Because they're only rooting for themselves.
I got attacked by a plant with leaves that looked like pork.
It was a ham bush!
Why couldn't the crocodile grow any plants?
Because he's not a proper gator
My wife said the veg patch had flooded.
Turns out there was a leek.
What do you call a tree that's stuck on a maths problem?
Stumped.
My gardener takes a really long time to cut the grass.
It's like he's in slow-mow.
God initially planned to use wasps to pollinate flowers.
But in the end, he went with plan Bee.
A flower shop burst into flames...
It was a florist fire.
I was walking down the street and from a window, a pot of herbs fell on my head...
I'm alright, it wasn't a big dill
Scientists are using genetics to grow new varieties of herbs
It has led to some amazing exspearmints.
Leaf blowers are dangerous in battle
I hear they're leaf-al
Why couldn't the flower ride its bike?
its petals broke.
What do you get in you pour boiling water down a rabbit hole?
Hot cross bunnies.
Why does Elton John not like Iceburg lettuce?
Because he is more of a Rocket Man.
Starting your own garden is easy, but picking all of the vegetables?
That's the harvest part.
What do you call a gardener that has a beard?
Hairy Potter
I met a guy who cross-bred insects...
He was alright at first, but I soon tired of his ant-ticks.
Whilst clearing out the garden shed I found a box full of dead batteries.
I'm giving them away free of charge
Whilst clearing out the garden shed I found a box full of dead batteries.
I'm giving them away free of charge
What do you call a blue bird who's got run over by a lawn mower?
Shredded tweet
How do you talk to a bunch of pine trees all at once?
On a coniference call.
I used to own a wheelbarrow full of four-leaf clovers...
...but then I realised I really shouldn't push my luck.
I told my brother not to stand too close to the trees in our backyard.
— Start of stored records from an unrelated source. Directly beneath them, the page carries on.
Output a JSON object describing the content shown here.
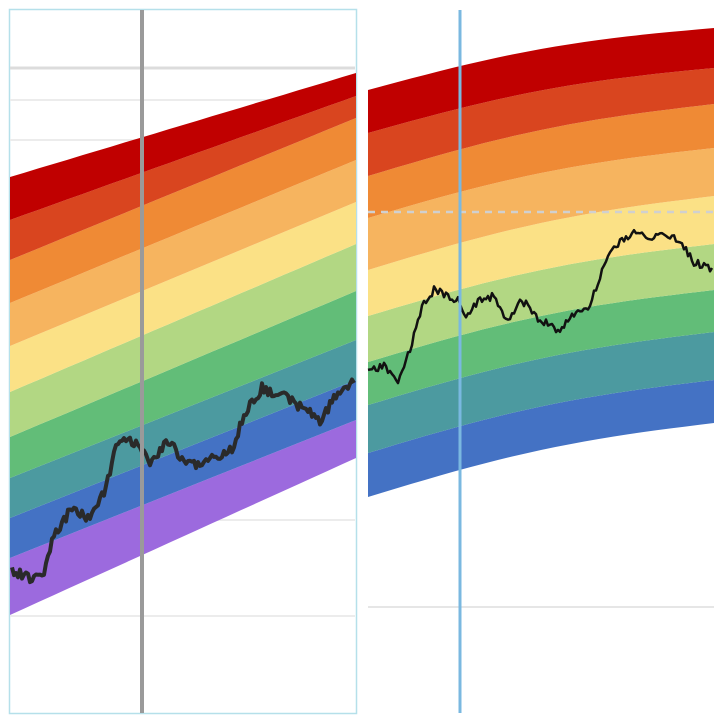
{
  "chart_data": [
    {
      "type": "area",
      "panel": "left",
      "bands_bottom_to_top": [
        "#9c6ade",
        "#4472c4",
        "#4c9aa0",
        "#62bd78",
        "#b2d783",
        "#fbe186",
        "#f6b45f",
        "#ef8a35",
        "#d9451f",
        "#c00000"
      ],
      "price_line_color": "#2a2a2a",
      "vertical_marker_color": "#9a9a9a",
      "frame_color": "#b5e0ea",
      "grid": true
    },
    {
      "type": "area",
      "panel": "right",
      "bands_bottom_to_top": [
        "#4472c4",
        "#4c9aa0",
        "#62bd78",
        "#b2d783",
        "#fbe186",
        "#f6b45f",
        "#ef8a35",
        "#d9451f",
        "#c00000"
      ],
      "price_line_color": "#111111",
      "vertical_marker_color": "#7ab8e0",
      "reference_line": "dashed",
      "reference_line_color": "#d0d0d0",
      "grid": true
    }
  ]
}
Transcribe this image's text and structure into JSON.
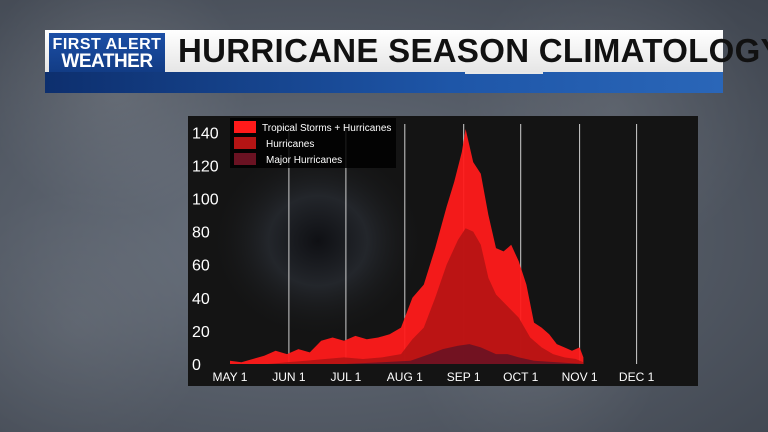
{
  "header": {
    "logo_line1": "FIRST ALERT",
    "logo_line2": "WEATHER",
    "title": "HURRICANE SEASON CLIMATOLOGY"
  },
  "colors": {
    "ts": "#ff1a1a",
    "hurricanes": "#b51414",
    "major": "#6a1222",
    "banner_blue": "#1e56a8"
  },
  "chart_data": {
    "type": "area",
    "x_ticks": [
      "MAY 1",
      "JUN 1",
      "JUL 1",
      "AUG 1",
      "SEP 1",
      "OCT 1",
      "NOV 1",
      "DEC 1"
    ],
    "y_ticks": [
      0,
      20,
      40,
      60,
      80,
      100,
      120,
      140
    ],
    "ylim": [
      0,
      145
    ],
    "legend_position": "top-left",
    "grid": true,
    "series": [
      {
        "name": "Tropical Storms + Hurricanes",
        "color": "#ff1a1a",
        "values": [
          [
            0,
            2
          ],
          [
            6,
            1
          ],
          [
            12,
            3
          ],
          [
            18,
            5
          ],
          [
            24,
            8
          ],
          [
            30,
            6
          ],
          [
            36,
            9
          ],
          [
            42,
            7
          ],
          [
            48,
            14
          ],
          [
            54,
            16
          ],
          [
            60,
            14
          ],
          [
            66,
            17
          ],
          [
            72,
            15
          ],
          [
            78,
            16
          ],
          [
            84,
            18
          ],
          [
            90,
            22
          ],
          [
            96,
            40
          ],
          [
            102,
            48
          ],
          [
            108,
            70
          ],
          [
            114,
            95
          ],
          [
            118,
            110
          ],
          [
            122,
            128
          ],
          [
            124,
            142
          ],
          [
            126,
            132
          ],
          [
            128,
            122
          ],
          [
            132,
            115
          ],
          [
            136,
            90
          ],
          [
            140,
            70
          ],
          [
            144,
            68
          ],
          [
            148,
            72
          ],
          [
            152,
            62
          ],
          [
            156,
            48
          ],
          [
            160,
            25
          ],
          [
            164,
            22
          ],
          [
            168,
            18
          ],
          [
            172,
            12
          ],
          [
            176,
            10
          ],
          [
            180,
            8
          ],
          [
            184,
            10
          ],
          [
            186,
            4
          ]
        ]
      },
      {
        "name": "Hurricanes",
        "color": "#b51414",
        "values": [
          [
            0,
            0
          ],
          [
            20,
            0
          ],
          [
            30,
            1
          ],
          [
            40,
            2
          ],
          [
            50,
            3
          ],
          [
            60,
            4
          ],
          [
            70,
            3
          ],
          [
            80,
            4
          ],
          [
            90,
            6
          ],
          [
            96,
            15
          ],
          [
            102,
            22
          ],
          [
            108,
            40
          ],
          [
            114,
            60
          ],
          [
            120,
            75
          ],
          [
            124,
            82
          ],
          [
            128,
            80
          ],
          [
            132,
            72
          ],
          [
            136,
            52
          ],
          [
            140,
            42
          ],
          [
            146,
            35
          ],
          [
            152,
            28
          ],
          [
            158,
            16
          ],
          [
            164,
            10
          ],
          [
            170,
            6
          ],
          [
            176,
            4
          ],
          [
            182,
            3
          ],
          [
            186,
            1
          ]
        ]
      },
      {
        "name": "Major Hurricanes",
        "color": "#6a1222",
        "values": [
          [
            0,
            0
          ],
          [
            60,
            0
          ],
          [
            80,
            1
          ],
          [
            95,
            2
          ],
          [
            105,
            6
          ],
          [
            112,
            9
          ],
          [
            120,
            11
          ],
          [
            126,
            12
          ],
          [
            132,
            10
          ],
          [
            140,
            6
          ],
          [
            146,
            6
          ],
          [
            152,
            4
          ],
          [
            160,
            2
          ],
          [
            172,
            1
          ],
          [
            186,
            0
          ]
        ]
      }
    ]
  }
}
I don't know why, but they seem shady.
I tried using Roundup on the 9 weeds in our backyard.
Now we have 10 weeds.
I had to buy a new lawnmower today.
My old one wasn't cutting it.
My neighbour just buried £100,000 in his garden.
..he wanted to make his soil richer.
What do you call a gardener's bank account?
A hedge fund
A landscaper's favourite musical genre?
Mow-town.
Why should you avoid arguing with a cactus?
Too many great points.
I accidentally planted some marijuana seeds in my garden.
It's all gone to pot
What do you get when you chase a rabbit with a garden hose?
Hare spray.
Elton John has bought the rabbit in his garden a treadmill.
"It's A Little Fit Bunny."
What happened to the two apple trees that were planted together?
They lived appley ever after.
Why don't pine trees eat salad?
Because they're coniferous.
What do you call a tree that does martial arts?
Spruce Lee
Did you hear about the man who was seen naked in his greenhouse?
He was caught with his plants down
What was the houseplant growers favourite song?